Inland, is a dream of place in four sections. Immersion tells the story of the stowaway convict, who dreams of piping water through a mountain range, Flight tells of a woman whose fantasies of flight are also dreams of death, in Stonean alcoholic opal miner finds unexpected love underground, and Heat is situated at the Maralinga bomb site, whose beauty can be found in the naming of each of its artefacts. Inland was created during an ABC Australia Council New Media Arts residency in 1999. During the residency Gretchen made several recording trips to Lightening Ridge, through the tunnels of the Snowy Mountains Hydro Electric Scheme, and flying in a glider, using contact microphones to make uncommon recordings not often heard on the radio. She also revisited recordings from previous trips to the Birdsville track, the Gulf of Carpenteria and the Coongie lakes in Corner Country. Inland features the voices of Aboriginal elder and Maralinga witness the late Yami Lester, pilot the late Nancy Bird Walton, opal dealer the late Greg Sherman and aviatrix Sally McCosker. Readings are by Sherre Delys, Virginia Baxter, Yves Stenning and Gretchen Miller, and the music featured is by Daryl Pratt on percussion, Peter Jenkins on clarinets and Dave Ellis on double bass.

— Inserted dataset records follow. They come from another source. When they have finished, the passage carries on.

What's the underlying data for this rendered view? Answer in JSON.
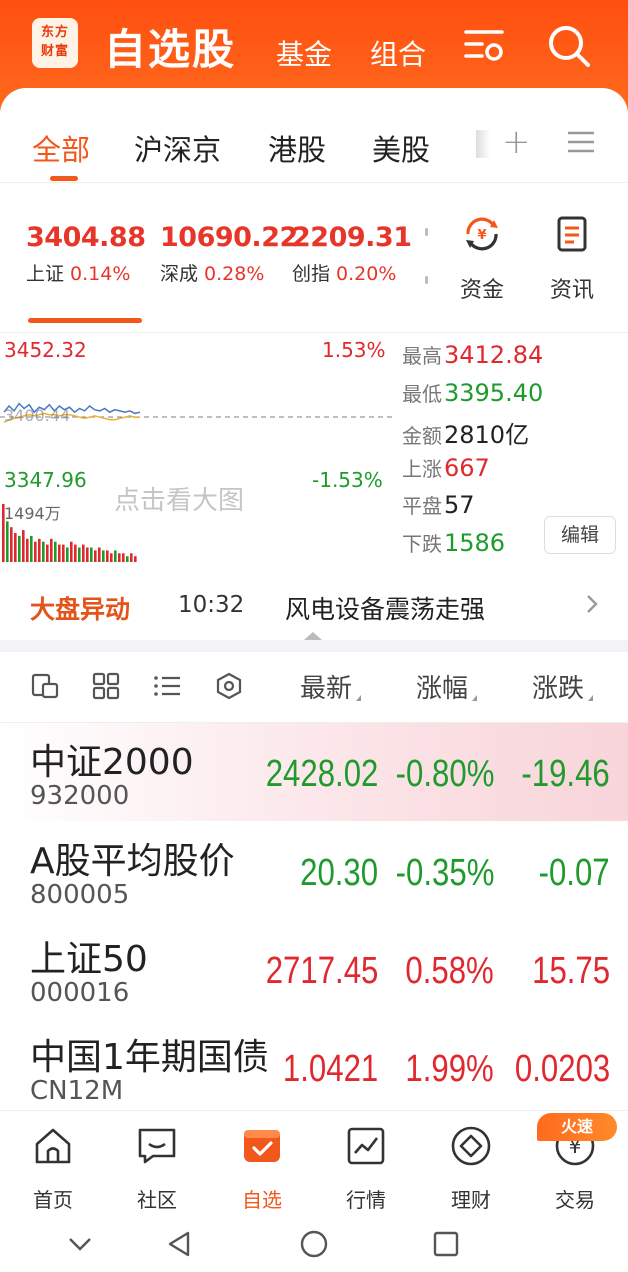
{
  "header": {
    "logo_line1": "东方",
    "logo_line2": "财富",
    "title": "自选股",
    "tabs": [
      "基金",
      "组合"
    ],
    "icons": [
      "filter-settings-icon",
      "search-icon"
    ]
  },
  "market_tabs": {
    "items": [
      "全部",
      "沪深京",
      "港股",
      "美股"
    ],
    "active": "全部"
  },
  "indices": [
    {
      "value": "3404.88",
      "name": "上证",
      "change": "0.14%"
    },
    {
      "value": "10690.22",
      "name": "深成",
      "change": "0.28%"
    },
    {
      "value": "2209.31",
      "name": "创指",
      "change": "0.20%"
    }
  ],
  "quick_links": [
    {
      "label": "资金",
      "icon": "capital-flow-icon"
    },
    {
      "label": "资讯",
      "icon": "news-icon"
    }
  ],
  "mini_chart": {
    "top_price": "3452.32",
    "top_pct": "1.53%",
    "bottom_price": "3347.96",
    "bottom_pct": "-1.53%",
    "base_label": "3400.44",
    "volume_label": "1494万",
    "hint": "点击看大图"
  },
  "chart_data": {
    "type": "line",
    "series": [
      {
        "values": [
          3404,
          3409,
          3405,
          3411,
          3407,
          3410,
          3404,
          3408,
          3406,
          3410,
          3405,
          3409,
          3406,
          3408,
          3404,
          3407,
          3405,
          3409,
          3406,
          3405,
          3407,
          3404,
          3406,
          3405,
          3404,
          3405,
          3403,
          3404
        ]
      },
      {
        "values": [
          3396,
          3398,
          3399,
          3400,
          3401,
          3402,
          3401,
          3402,
          3403,
          3402,
          3402,
          3401,
          3402,
          3402,
          3401,
          3400,
          3399,
          3400,
          3401,
          3400,
          3399,
          3398,
          3398,
          3399,
          3400,
          3401,
          3400,
          3400
        ]
      }
    ],
    "ylim": [
      3347.96,
      3452.32
    ],
    "volume": [
      20,
      14,
      12,
      10,
      9,
      11,
      8,
      9,
      7,
      8,
      7,
      6,
      8,
      7,
      6,
      6,
      5,
      7,
      6,
      5,
      6,
      5,
      5,
      4,
      5,
      4,
      4,
      3,
      4,
      3,
      3,
      2,
      3,
      2
    ]
  },
  "stats": [
    {
      "label": "最高",
      "value": "3412.84",
      "color": "#e0282f"
    },
    {
      "label": "最低",
      "value": "3395.40",
      "color": "#1f9b2e"
    },
    {
      "label": "金额",
      "value": "2810亿",
      "color": "#222222"
    },
    {
      "label": "上涨",
      "value": "667",
      "color": "#e0282f"
    },
    {
      "label": "平盘",
      "value": "57",
      "color": "#222222"
    },
    {
      "label": "下跌",
      "value": "1586",
      "color": "#1f9b2e"
    }
  ],
  "edit_label": "编辑",
  "market_move": {
    "title": "大盘异动",
    "time": "10:32",
    "text": "风电设备震荡走强"
  },
  "list_header": {
    "icons": [
      "quote-card-icon",
      "grid-view-icon",
      "list-view-icon",
      "settings-ring-icon"
    ],
    "columns": [
      "最新",
      "涨幅",
      "涨跌"
    ]
  },
  "stocks": [
    {
      "name": "中证2000",
      "code": "932000",
      "price": "2428.02",
      "pct": "-0.80%",
      "change": "-19.46",
      "trend": "down"
    },
    {
      "name": "A股平均股价",
      "code": "800005",
      "price": "20.30",
      "pct": "-0.35%",
      "change": "-0.07",
      "trend": "down"
    },
    {
      "name": "上证50",
      "code": "000016",
      "price": "2717.45",
      "pct": "0.58%",
      "change": "15.75",
      "trend": "up"
    },
    {
      "name": "中国1年期国债",
      "code": "CN12M",
      "price": "1.0421",
      "pct": "1.99%",
      "change": "0.0203",
      "trend": "up"
    }
  ],
  "bottom_nav": {
    "items": [
      {
        "label": "首页",
        "icon": "home-icon"
      },
      {
        "label": "社区",
        "icon": "community-chat-icon"
      },
      {
        "label": "自选",
        "icon": "watchlist-check-icon"
      },
      {
        "label": "行情",
        "icon": "market-chart-icon"
      },
      {
        "label": "理财",
        "icon": "wealth-diamond-icon"
      },
      {
        "label": "交易",
        "icon": "trade-yuan-icon"
      }
    ],
    "active": "自选",
    "badge": "火速"
  },
  "colors": {
    "brand": "#f2571c",
    "up": "#e0282f",
    "down": "#1f9b2e"
  }
}
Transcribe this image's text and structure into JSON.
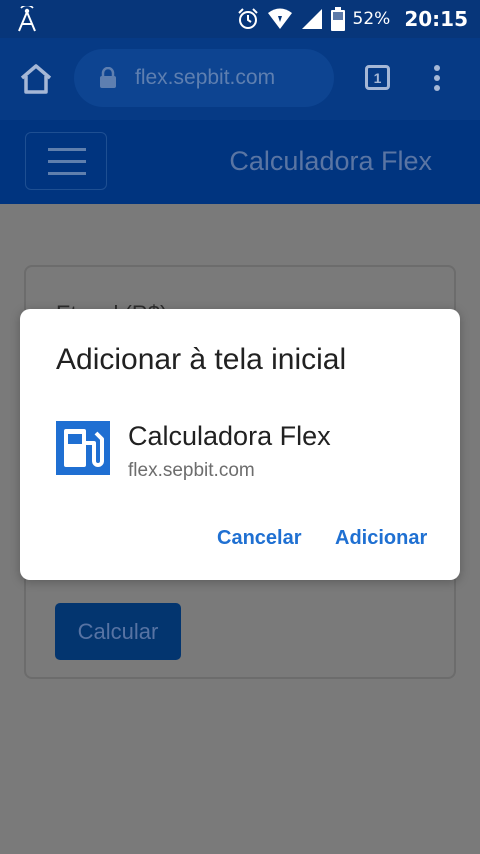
{
  "status_bar": {
    "battery_percent": "52%",
    "time": "20:15",
    "icons": [
      "cell-tower-icon",
      "alarm-icon",
      "wifi-icon",
      "signal-icon",
      "battery-icon"
    ]
  },
  "browser": {
    "url": "flex.sepbit.com",
    "tab_count": "1",
    "icons": [
      "home-icon",
      "lock-icon",
      "menu-dots-icon"
    ]
  },
  "app_bar": {
    "title": "Calculadora Flex",
    "icons": [
      "hamburger-menu-icon"
    ]
  },
  "page": {
    "field_label": "Etanol (R$)",
    "calculate_button": "Calcular"
  },
  "dialog": {
    "title": "Adicionar à tela inicial",
    "app_name": "Calculadora Flex",
    "app_url": "flex.sepbit.com",
    "cancel_label": "Cancelar",
    "add_label": "Adicionar",
    "icon": "fuel-pump-icon"
  },
  "colors": {
    "primary": "#00347f",
    "dialog_button": "#1f70d2"
  }
}
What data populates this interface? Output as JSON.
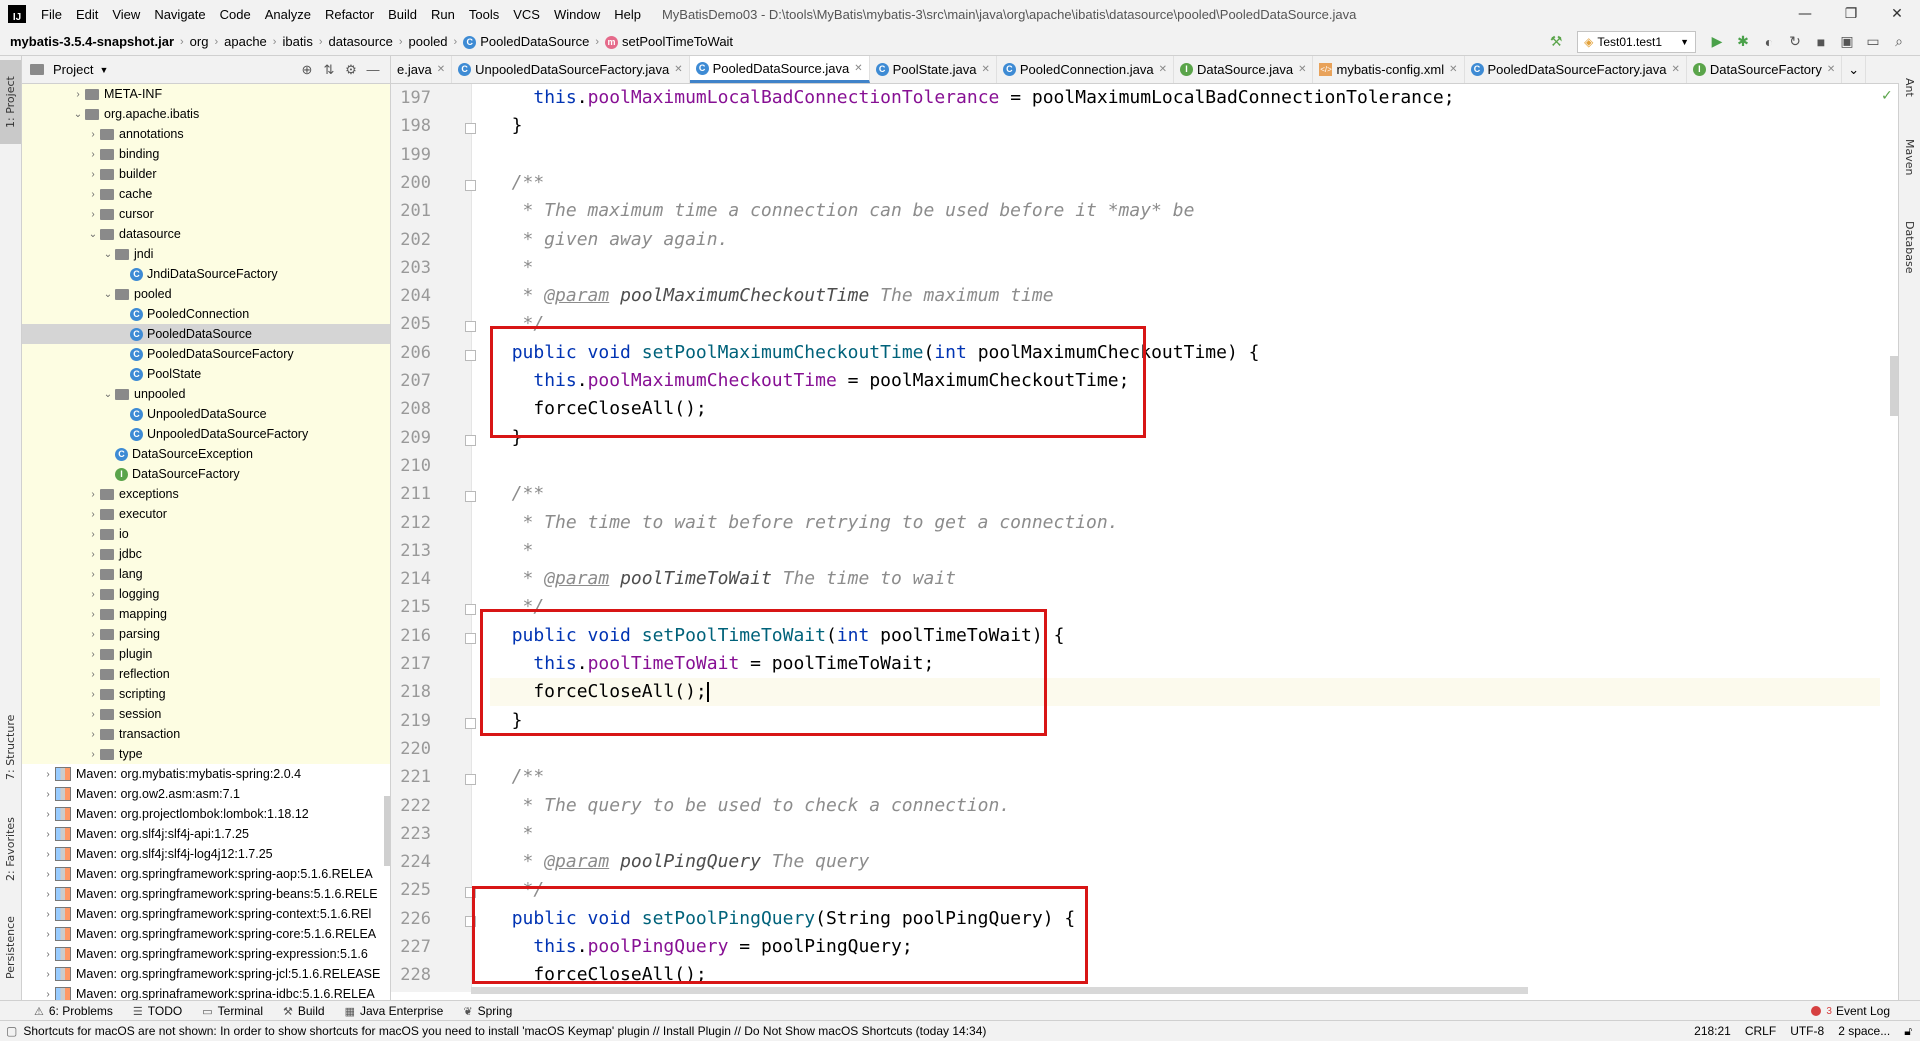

This program contains the voices of Aboriginal people now deceased.
 This residency project was assisted by the Australia Council.

Tuesday Jun 07, 2022

The first of two programs that explore the cultural history of rivers and irrigation in Australia. Rivers, irrigation, farming and the environment have not had an easy relationship for much of the period of European settlement. From the myth of the Inland Sea to the highly scientific approach to large-scale irrigation, rivers have offered the answer to our dreams of prosperity and development. But what rivers we have. Often dry, sometimes flooding extensively, they defy European desire for order and regularity. Since settlement Australians have wanted to alter not just the course of rivers but in so doing, fight against the very climate itself. There is one last major 'wild', river in eastern Australia, and it is named not a river but a creek. The 1,300 kilometres of the lazily winding Coopers Creek starts with the Thomson River up near Hughenden in North Western Queensland, and ends at Lake Eyre in South Australia. Aboriginal Australians used it as a livelihood and trading route. And it was where the explorers Burke and Wills starved to death amongst its bountiful plenty, and where the cattle kings lived out their dreams on the backs of the fattest cattle in the world. The Cooper flows through lands so flat that if not the Creek itself, its mate, the Strezlecki, will flow backwards. Like all the rivers that flow to Lake Eyre, the Cooper does not take a particular path but moves crabways across the land according to the amount of water it holds. The Cooper is also significant because it is the last river not to have its flow heavily modified by water harvesting or irrigation. So it is along the Cooper, with its myths and histories, old and new that we meander in these two programs, exploring the hold water has on our bodies and our souls.